Instantly a scream of raw rage and astonishment from above at this unbelievably mortal insult, followed by the head and shoulders of an infuriated navigator. Locklear aimed fast, squeezed the firing stud, and saw a series of dirt clods spit from the verge of the ravine. The damned thing shot low!
But Brickshitter had popped from sight as though propelled by levers, and now Locklear was climbing, stuffing the sidearm into his belt again to keep both hands free for the ravine, and when he vaulted over the lip into low brush, he could hear Brickshitter babbling into his comm unit.
He wanted to hear the exchange more than he wanted to move. He heard: “. . . has two kzin handguns—of course I saw them, and heard them; had I been slower he would have an officer’s ears on his belt now!—Nossir, no reply from the others. How else would he have Hero’s weapons? What do you think?—I think so, too.”
Locklear began to move out again, below brushtops, as the furious Brickshitter was promising a mansack to his commander as a trophy. And they won’t get that while I live, he vowed to himself. In fact, with his promise, Brickshitter was admitting they no longer wanted him alive. He did not hear the next hum, but saw brush spatter ahead of him, some of it bursting into flame, and then he was firing at the exposed Brickshitter who now stood with brave stance, seven and a half feet tall and weaving from side to side, firing once a second, as fast as the beam rifle’s accumulator would permit.

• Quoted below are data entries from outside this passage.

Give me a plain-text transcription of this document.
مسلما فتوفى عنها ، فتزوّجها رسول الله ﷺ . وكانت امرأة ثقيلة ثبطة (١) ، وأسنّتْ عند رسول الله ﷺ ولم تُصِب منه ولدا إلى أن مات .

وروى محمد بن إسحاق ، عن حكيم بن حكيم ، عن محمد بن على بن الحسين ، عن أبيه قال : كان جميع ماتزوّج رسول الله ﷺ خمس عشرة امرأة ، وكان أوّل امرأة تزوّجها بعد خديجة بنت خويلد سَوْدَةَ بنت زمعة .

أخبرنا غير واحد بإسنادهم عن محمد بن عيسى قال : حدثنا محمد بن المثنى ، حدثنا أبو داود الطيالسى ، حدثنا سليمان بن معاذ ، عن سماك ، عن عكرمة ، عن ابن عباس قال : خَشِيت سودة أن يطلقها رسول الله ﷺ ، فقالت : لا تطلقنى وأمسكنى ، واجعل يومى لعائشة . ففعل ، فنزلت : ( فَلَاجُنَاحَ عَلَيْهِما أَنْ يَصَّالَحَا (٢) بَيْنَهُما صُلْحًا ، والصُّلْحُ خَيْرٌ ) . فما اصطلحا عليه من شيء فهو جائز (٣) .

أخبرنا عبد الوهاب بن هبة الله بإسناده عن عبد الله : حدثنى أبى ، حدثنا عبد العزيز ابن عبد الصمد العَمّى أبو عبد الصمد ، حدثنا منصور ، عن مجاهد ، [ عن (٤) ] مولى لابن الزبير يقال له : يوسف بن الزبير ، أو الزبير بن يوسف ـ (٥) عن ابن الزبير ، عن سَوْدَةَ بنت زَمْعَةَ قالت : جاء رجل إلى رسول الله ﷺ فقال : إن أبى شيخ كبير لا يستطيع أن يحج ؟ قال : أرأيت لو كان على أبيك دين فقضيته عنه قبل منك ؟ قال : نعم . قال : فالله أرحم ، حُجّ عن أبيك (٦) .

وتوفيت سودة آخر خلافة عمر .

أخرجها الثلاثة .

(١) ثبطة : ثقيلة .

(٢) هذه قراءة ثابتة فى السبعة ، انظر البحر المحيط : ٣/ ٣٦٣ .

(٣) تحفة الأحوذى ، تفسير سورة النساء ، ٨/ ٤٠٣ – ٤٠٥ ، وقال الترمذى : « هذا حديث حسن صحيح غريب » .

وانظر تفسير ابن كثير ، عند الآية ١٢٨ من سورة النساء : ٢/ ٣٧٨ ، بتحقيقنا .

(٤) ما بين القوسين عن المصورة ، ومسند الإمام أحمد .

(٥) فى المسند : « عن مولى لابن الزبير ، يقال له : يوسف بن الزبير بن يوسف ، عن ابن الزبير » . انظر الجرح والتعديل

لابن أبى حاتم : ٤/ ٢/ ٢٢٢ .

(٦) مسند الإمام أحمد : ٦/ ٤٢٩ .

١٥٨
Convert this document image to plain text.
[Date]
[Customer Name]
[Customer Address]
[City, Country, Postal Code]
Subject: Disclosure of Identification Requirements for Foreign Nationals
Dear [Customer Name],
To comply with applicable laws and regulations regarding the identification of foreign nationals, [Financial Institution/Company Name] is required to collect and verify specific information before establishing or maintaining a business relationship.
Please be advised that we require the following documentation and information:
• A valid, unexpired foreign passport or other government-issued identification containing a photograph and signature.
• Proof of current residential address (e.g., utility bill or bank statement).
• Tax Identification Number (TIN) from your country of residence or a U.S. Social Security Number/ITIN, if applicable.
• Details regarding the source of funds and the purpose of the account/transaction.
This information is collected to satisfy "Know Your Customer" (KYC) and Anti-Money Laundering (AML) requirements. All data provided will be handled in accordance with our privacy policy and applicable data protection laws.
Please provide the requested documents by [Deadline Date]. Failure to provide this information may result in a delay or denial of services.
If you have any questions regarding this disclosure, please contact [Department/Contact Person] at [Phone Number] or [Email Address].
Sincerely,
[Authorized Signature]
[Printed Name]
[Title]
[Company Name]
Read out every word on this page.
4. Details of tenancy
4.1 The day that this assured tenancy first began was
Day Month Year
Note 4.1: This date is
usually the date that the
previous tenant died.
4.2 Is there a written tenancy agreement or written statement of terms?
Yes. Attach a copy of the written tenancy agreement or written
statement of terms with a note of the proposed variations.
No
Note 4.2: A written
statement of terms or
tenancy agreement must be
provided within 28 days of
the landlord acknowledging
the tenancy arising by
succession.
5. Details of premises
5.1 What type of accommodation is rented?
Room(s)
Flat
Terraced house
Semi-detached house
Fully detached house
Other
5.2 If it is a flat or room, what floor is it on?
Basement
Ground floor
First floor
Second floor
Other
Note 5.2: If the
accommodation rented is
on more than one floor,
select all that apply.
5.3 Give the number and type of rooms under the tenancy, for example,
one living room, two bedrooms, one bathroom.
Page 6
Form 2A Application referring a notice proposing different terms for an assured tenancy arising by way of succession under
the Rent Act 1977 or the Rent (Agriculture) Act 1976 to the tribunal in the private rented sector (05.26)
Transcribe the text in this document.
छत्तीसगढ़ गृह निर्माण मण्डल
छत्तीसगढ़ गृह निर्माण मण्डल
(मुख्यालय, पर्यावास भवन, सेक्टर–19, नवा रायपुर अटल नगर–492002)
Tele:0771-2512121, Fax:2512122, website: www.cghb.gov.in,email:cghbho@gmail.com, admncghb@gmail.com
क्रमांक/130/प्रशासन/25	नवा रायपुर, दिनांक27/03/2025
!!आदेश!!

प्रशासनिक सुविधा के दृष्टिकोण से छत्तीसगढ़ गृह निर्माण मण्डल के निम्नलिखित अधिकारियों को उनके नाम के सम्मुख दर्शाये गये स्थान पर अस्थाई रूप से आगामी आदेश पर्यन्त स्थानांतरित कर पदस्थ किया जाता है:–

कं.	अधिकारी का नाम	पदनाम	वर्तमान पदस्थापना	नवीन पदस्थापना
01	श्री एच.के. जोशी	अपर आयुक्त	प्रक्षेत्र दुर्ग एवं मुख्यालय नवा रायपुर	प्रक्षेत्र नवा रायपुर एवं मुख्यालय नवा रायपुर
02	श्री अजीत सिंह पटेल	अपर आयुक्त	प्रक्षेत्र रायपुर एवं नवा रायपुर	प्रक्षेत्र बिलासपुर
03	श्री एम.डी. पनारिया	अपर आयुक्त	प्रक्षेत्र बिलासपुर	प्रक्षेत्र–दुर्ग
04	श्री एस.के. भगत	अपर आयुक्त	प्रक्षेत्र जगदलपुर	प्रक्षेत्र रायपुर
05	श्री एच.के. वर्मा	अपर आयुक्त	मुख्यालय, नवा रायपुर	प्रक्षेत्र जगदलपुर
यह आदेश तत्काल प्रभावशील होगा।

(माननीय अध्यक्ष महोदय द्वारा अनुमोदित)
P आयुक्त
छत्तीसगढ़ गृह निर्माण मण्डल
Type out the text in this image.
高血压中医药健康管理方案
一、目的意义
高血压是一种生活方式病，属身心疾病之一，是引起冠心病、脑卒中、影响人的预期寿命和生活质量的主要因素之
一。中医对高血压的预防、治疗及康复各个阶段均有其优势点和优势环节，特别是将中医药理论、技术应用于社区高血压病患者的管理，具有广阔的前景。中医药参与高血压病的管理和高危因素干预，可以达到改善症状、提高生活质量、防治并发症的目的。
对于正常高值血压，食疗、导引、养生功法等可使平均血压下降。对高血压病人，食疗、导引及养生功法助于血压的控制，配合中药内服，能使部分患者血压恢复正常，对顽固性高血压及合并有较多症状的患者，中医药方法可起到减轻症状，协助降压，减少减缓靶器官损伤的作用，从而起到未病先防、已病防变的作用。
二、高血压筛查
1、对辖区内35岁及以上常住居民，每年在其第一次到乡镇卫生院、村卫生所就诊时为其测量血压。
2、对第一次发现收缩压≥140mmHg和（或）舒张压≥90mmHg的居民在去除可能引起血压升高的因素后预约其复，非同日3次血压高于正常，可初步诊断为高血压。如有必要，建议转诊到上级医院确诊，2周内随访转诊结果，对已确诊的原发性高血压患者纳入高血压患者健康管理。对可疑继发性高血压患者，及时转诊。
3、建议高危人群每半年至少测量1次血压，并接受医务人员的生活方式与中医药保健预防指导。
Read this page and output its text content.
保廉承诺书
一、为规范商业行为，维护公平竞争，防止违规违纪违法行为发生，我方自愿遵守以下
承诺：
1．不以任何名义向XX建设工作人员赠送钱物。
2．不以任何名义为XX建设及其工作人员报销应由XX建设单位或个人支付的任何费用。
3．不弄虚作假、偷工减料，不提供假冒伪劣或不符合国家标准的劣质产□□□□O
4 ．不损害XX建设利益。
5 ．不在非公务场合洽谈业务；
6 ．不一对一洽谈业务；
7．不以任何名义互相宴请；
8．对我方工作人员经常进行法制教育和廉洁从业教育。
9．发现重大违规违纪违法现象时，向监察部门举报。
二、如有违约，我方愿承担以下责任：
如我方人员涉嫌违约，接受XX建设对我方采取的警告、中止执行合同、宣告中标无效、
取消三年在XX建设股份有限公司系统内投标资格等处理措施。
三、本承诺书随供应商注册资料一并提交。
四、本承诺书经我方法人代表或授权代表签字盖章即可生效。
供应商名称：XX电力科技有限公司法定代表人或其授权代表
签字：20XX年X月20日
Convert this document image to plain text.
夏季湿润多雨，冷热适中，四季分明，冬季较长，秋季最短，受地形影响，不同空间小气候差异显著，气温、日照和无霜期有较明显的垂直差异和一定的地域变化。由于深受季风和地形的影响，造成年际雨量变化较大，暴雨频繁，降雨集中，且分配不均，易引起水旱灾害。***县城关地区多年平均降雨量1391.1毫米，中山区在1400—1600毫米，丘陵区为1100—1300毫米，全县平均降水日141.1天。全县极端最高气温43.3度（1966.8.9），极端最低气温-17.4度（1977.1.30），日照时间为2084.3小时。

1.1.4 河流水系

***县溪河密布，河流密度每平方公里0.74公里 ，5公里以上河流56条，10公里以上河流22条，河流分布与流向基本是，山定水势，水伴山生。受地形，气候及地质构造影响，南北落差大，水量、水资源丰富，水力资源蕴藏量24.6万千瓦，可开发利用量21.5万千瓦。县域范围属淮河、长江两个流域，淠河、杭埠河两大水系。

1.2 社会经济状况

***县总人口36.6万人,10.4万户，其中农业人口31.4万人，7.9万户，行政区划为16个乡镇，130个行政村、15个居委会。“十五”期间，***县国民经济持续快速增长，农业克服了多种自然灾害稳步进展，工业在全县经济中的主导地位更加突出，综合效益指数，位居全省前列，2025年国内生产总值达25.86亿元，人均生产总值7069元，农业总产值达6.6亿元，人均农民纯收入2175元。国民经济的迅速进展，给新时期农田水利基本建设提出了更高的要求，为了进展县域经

Locklear stood and delivered, moving back and forth. At his second burst, the weapon’s receiver locked open. He ducked below, discarded the thing, and drew its twin, estimating he had emptied the first one with thirty rounds. When next he lifted his head, he saw that Brickshitter had outpaced him across the ravine and was firing at the brush again. Even as the stuff ahead of him was kindling, Locklear noticed that the brush behind him flamed higher than a man, now a wildfire moving in the same direction as he, though the steady breeze swept it away from the ravine. His only path now was along the ravine lip, or in it.